Generating Data | kebabShopBlues

I’ve worked on a couple of projects recently where the design of the underlying data-model has, I think, surprised my colleagues. In both cases, there were elements to the design where I have chosen to persist something to the database which I think they may have tried to avoid saving that information; so I wanted to jot down some reasons why it’s a good idea (in these cases anyway).

Working Hours

This was part of a Human Resources system, and there was a need to track ‘working hours’ for each employee. The shift patterns were complex; they operated on a four-week cycle but also had overrides in the form of 1st Sunday in the calendar month, Last Saturday, and so on. Furthermore, there were employees who worked shifts that scheduled them for 6 days in one week, but they got one of those days off individually, to work 5 days in total.
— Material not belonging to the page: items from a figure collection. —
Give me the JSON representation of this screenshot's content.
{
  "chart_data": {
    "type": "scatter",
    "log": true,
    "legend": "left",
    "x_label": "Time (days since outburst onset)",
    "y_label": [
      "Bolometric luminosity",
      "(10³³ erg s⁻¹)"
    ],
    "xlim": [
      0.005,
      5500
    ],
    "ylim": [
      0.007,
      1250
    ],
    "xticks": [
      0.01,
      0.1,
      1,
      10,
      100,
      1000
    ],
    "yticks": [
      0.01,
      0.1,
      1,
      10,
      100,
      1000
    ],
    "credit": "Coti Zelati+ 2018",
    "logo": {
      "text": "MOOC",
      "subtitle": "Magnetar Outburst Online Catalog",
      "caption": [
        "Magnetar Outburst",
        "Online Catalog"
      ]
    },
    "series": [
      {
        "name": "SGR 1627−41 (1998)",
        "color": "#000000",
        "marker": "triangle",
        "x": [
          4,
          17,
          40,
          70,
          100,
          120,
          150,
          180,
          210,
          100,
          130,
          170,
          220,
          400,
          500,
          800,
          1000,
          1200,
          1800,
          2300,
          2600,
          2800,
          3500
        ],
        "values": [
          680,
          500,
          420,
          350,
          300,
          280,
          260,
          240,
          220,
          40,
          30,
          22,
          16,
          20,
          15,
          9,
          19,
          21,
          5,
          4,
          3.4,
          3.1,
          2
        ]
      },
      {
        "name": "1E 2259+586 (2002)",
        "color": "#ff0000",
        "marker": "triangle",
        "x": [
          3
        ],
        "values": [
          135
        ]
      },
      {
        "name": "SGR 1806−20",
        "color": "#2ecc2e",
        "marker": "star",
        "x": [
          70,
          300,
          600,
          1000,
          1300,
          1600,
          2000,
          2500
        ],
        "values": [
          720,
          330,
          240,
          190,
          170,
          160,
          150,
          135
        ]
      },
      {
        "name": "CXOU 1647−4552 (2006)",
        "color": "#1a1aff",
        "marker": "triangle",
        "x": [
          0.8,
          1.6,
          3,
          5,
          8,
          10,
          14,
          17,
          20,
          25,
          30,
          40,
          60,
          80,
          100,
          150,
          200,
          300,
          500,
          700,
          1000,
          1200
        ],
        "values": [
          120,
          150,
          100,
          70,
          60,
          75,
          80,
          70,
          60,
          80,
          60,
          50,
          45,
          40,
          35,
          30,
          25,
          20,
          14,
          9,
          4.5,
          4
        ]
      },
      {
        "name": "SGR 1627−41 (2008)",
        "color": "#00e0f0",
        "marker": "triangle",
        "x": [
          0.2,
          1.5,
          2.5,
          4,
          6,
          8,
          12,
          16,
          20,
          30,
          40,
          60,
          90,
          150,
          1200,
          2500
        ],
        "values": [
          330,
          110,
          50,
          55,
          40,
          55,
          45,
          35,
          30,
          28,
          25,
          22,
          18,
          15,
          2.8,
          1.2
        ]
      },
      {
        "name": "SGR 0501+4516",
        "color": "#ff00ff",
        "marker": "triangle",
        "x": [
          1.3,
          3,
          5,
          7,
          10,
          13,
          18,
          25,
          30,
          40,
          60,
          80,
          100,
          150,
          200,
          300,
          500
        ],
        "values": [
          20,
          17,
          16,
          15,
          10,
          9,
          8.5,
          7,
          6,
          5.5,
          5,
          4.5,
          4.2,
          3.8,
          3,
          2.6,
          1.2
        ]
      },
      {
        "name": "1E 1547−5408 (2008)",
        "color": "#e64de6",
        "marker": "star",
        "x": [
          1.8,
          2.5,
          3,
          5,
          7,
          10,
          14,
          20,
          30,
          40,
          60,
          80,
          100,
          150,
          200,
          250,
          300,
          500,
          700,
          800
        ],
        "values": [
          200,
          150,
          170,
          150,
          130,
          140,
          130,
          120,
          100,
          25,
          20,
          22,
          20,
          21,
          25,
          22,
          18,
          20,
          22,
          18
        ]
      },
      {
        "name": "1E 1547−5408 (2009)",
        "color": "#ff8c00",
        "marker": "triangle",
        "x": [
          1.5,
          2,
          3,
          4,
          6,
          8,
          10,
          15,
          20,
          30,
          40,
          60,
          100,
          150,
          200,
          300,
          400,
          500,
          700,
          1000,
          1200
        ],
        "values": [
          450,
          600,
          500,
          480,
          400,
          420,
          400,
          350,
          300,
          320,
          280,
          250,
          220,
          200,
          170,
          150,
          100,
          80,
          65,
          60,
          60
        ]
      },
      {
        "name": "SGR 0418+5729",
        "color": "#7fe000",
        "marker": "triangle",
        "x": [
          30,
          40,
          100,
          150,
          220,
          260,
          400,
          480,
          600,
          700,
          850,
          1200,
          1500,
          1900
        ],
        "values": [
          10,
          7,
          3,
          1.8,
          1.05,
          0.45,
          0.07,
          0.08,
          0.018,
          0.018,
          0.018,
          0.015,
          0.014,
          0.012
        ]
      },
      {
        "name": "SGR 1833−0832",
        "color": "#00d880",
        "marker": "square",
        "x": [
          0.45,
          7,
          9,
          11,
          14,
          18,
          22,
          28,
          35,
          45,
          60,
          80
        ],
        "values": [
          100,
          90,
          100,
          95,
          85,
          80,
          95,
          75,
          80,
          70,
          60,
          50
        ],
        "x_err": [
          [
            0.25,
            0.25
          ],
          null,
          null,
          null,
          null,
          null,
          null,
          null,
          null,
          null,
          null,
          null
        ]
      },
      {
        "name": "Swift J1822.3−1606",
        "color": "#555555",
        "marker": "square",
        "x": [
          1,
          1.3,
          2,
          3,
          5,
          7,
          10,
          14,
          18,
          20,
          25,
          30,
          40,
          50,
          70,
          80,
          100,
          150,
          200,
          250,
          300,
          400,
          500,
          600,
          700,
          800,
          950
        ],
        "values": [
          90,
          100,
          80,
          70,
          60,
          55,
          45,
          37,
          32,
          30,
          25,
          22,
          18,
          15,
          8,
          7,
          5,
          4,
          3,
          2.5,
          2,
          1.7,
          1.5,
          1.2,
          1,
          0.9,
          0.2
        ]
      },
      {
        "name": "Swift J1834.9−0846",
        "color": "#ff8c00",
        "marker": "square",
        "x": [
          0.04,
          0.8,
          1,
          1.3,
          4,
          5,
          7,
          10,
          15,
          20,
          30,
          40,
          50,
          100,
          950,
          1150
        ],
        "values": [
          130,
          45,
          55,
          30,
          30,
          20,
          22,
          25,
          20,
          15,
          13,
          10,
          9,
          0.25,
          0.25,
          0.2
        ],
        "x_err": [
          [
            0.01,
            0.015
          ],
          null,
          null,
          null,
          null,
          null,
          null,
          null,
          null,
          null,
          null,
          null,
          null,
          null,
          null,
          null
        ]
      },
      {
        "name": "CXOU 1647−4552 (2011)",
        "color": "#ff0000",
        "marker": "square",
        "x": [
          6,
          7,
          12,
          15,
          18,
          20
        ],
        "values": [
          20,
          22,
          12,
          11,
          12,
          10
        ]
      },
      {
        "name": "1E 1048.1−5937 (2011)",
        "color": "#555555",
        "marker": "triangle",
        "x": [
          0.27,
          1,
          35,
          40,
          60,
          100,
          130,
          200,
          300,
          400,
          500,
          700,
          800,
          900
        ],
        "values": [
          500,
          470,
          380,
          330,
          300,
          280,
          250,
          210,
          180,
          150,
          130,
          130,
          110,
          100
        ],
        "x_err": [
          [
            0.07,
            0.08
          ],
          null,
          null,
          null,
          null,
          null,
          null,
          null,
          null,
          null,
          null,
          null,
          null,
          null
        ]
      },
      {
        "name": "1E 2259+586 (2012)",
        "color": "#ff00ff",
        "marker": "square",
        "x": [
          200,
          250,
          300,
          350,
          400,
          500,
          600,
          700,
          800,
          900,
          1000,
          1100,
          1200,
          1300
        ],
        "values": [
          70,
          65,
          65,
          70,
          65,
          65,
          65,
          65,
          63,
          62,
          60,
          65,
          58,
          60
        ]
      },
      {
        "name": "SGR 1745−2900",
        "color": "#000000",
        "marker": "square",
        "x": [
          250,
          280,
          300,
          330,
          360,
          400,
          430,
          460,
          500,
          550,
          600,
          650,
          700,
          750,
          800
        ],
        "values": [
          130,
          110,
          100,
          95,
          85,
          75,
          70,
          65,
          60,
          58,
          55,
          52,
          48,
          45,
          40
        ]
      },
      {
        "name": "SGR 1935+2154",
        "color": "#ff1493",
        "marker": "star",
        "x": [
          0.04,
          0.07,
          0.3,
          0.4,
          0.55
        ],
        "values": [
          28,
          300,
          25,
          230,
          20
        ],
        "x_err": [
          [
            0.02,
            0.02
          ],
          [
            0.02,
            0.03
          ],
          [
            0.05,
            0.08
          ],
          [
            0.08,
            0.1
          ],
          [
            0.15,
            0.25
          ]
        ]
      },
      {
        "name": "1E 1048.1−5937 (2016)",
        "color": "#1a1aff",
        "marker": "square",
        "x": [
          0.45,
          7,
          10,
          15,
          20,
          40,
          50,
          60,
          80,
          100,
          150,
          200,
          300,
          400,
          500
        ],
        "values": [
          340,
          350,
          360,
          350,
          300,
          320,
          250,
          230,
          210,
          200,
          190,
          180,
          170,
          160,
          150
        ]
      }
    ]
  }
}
Generating EmployeeWorkDay records from template data

Reporting: Separating the generated working time data from the template data allowed for very direct reporting on the information; if you wanted to find out someone’s scheduled working hours, the reporting tools would only need to examine one table (as long as the data had been generated far enough in advance);
Calculation Overhead: Generating the data into the future ensured, with certain constraints, that the calculations would only have to be done once. If the client wanted programs to warn of late arrival of staff or whatever, the program could again query the generated data, and not have to redo all the calculations to find out when an employee was due to start that day;
Holiday: Really this is just a restatement of the previous point; if I want to figure out how many days holiday someone is requesting, it is far, far easier to look at the days and working times that they are expected to work on and between their requested holiday, than it is to calculate their working pattern, and then count how many days of holiday they are requesting;
Storing Actual Data: There was also a demand for storing the actual times employees logged-in and logged-out of the system (first and last only). Therefore, we were inevitably going to need a table to store this, and it seemed to me that storing it alongside the generated data was appropriate.

The Problems with Generated Data

This main problem with generating data like this is that it is really a cache (one that happens to be persisted in the DB) that we need to manage; or at least that is the case for future data. As such, we need to put a whole bunch of stuff around that to manage it, keep it up-to-date, allow changes and so forth. For example, we now have to provide batch routines to generate these ‘Employee Work Days’ into the future, or screens to allow someone to move shift patterns, again at some specific data in the future.

However, the summary of this design is that it works, and it is very flexible; even allowing manual swaps of shifts (e.g. allowing someone to swap an afternoon for a double-shift later in the week), or allowing the system to swap a shift temporarily (e.g. if a team is short-staffed, it’s easy to copy an employee’s expected work hours to another employee, to facilitate holiday or sickness cover).